Las legislaciones más adecuadas suelen ser aquellas que responden a necesidades específicas de establecer un ordenamiento de referencia para resolver problemas reales, ordenar y poner límites para hacer posible la vida en sociedad. Si bien las realidades son cambiantes y la cultura social evoluciona, es bueno que perduren, que se ajusten a amplias y consensuadas demandas y que tengan una aplicación justa y lo más mesurada posible.

Aunque las cámaras legislativas, teóricamente, fueron creadas para realizar la función de elaborarlas en un proceso en el que el debate, las diversas visiones y los análisis técnicos hicieran que al aprobarlas fueran impecables, se ha ido imponiendo el criterio de que son los poderes ejecutivos, según la percepción de las necesidades electorales inmediatas, quienes las elaboran y pasan después por las cámaras con la única función de que las validen. Esto provoca que algunas leyes que se aprueban sean muy coyunturales, respondan a percepciones e impactos momentáneos o quieran satisfacer no una mayoría social, sino a las demandas de un aliado político circunstancial. Entonces, pueden ser reglamentaciones que no respondan a los intereses predominantes en la sociedad o bien que, técnicamente, sean deficientes y como ha ocurrido con la del solo sí, es sí, acaben por generar los efectos contrarios a los que se pretendían. Justamente, esta ley nació al amparo de la preocupación ciudadana que generó el caso de la manada que actuó en Pamplona en unas fiestas de San Fermín. Una norma que quiso dar respuesta a la violencia y las agresiones sexuales tipificando comportamientos que antes no estaban previstos y agravando las penas. Se hizo rápido y mal, con un exceso de carga ideológica y, en lugar de escuchar, la arrogancia de la ministra hizo el resto. Cuando se han evidenciado los errores, en lugar de reconocerlo, se hace lo clásico de “sostenella y no enmendalla”.

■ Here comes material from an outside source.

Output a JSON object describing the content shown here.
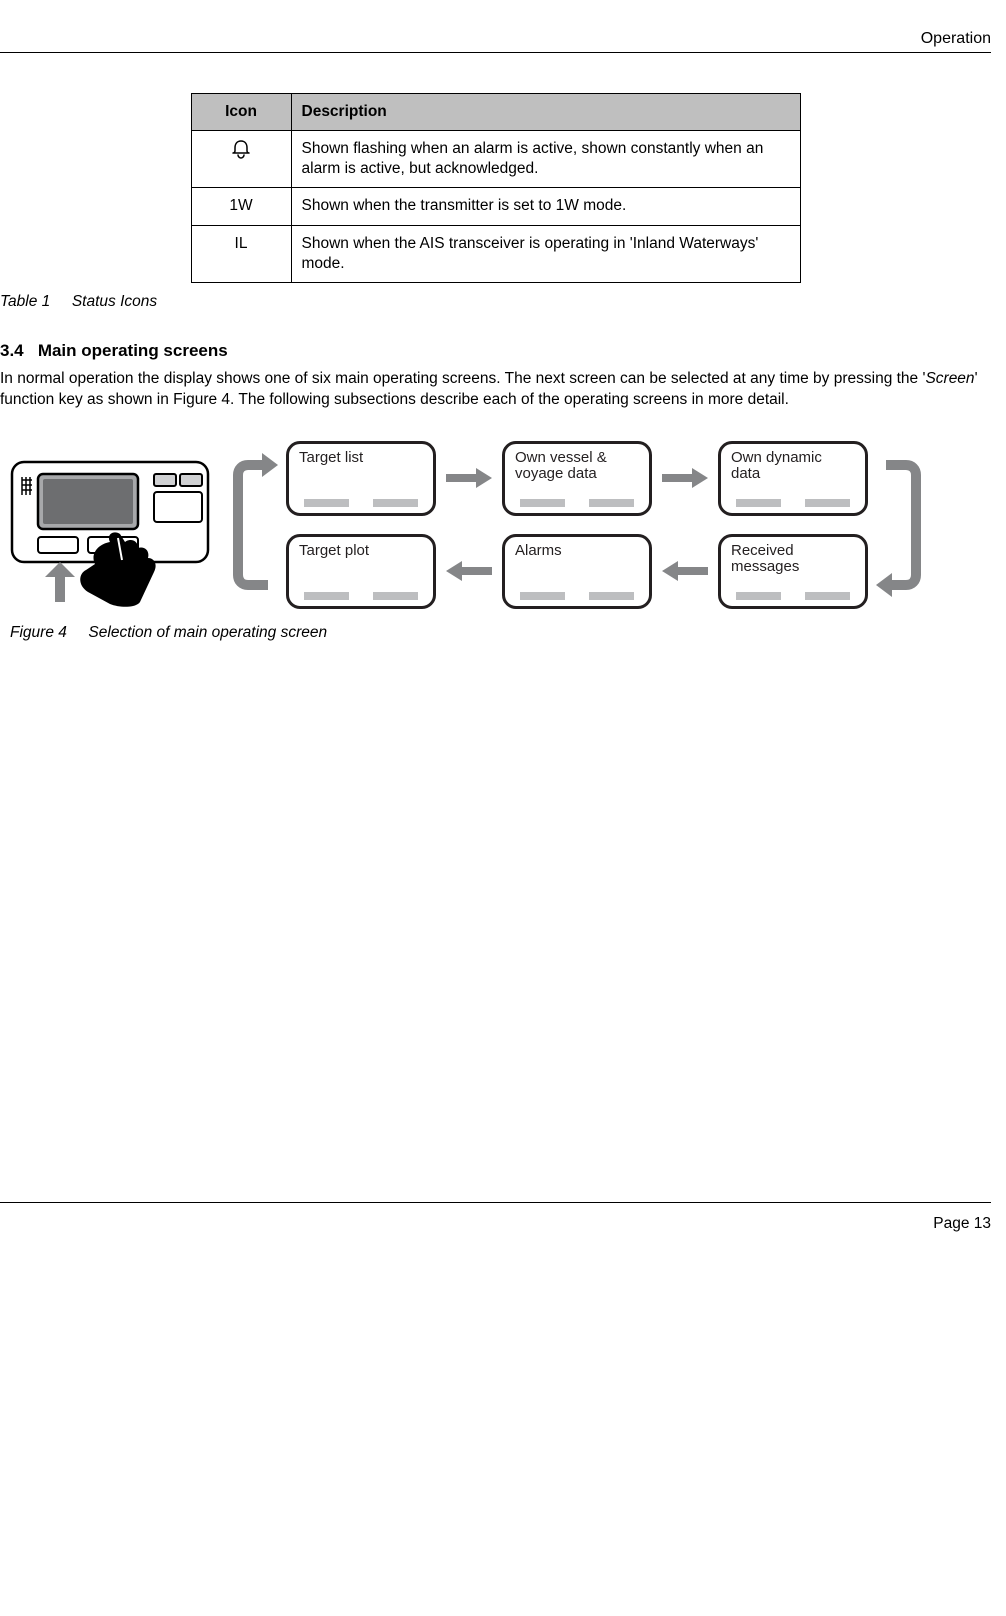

Y es que las leyes nunca son instrumentos neutros y responden a una determinada visión del mundo, contienen ideología, pero es bueno que representen visiones lo más amplias posibles y a poder ser compartidas. Manejar el carro delante de los bueyes nunca es una buena estrategia. También requieren, de quien las impulsa o elabora, de un cierto grado de modestia y de realismo. Las pretensiones de cambiar el mundo o hacer ingeniería social a través de legislaciones suelen acabar mal. Sin embargo, el objetivo de hacer o eliminar leyes para responder a situaciones coyunturales no es privativo de Irene Montero y su mundo. Ocurre ahora con la derogación del delito de sedición. Esta es una ley casposa y decimonónica, que respondía a una situación típica del siglo XIX, cuando a los militares españoles, de vez en cuando, les salía la vena de los pronunciamientos o de los golpes de Estado. Se trataba de penalizar las salidas de tono de los espadones. Ciertamente, una ley superada y caduca que poco se adapta a la realidad actual y a las legislaciones europeas. Utilizarla como tipo delictivo para los hechos del 1 de octubre resulta, como mínimo, muy forzado. Pero hacer o modificar cualquier cosa requiere sentido de oportunidad. Derogarla bajo presión como se hace ahora, dejando al descubierto muchos agujeros que probablemente habría que cubrir con otra norma, no es una buena idea. La bondad de cambiar esta tipificación quedará marcada por ser el resultado de una exigencia que pone un partido para poder aprobar unos presupuestos anuales. Demasiado coyuntural todo ello. Esto suele dar muy malos resultados políticos además de generar problemas jurídicos.

Era de esperar que los efectos perversos de las legislaciones low cost, promovidas o derogadas por cuestiones circunstanciales, desincentivara afrontar ahora una rápida modificación de la legislación que afecta a la malversación. Quienes han obtenido la satisfacción en la sedición entran en la deriva de ir pidiendo más para resolver, de forma unilateral, sus problemas con la justicia. Lanzar el mensaje de que la malversación, que significa corrupción y uso fraudulento del dinero público, de hecho, no es tan grave y que solo se penaliza cuando hay lucro personal, resulta además de horroroso, absolutamente incomprensible. Pero no, el Gobierno de Pedro Sánchez con un dudoso sentido de la oportunidad también cede con esto mientras acepta que el partido beneficiario les escupa en la cara. Poner la otra mejilla puede que sea una estrategia muy cristiana, pero en la vida real resulta más bien inútil cuando no estúpido.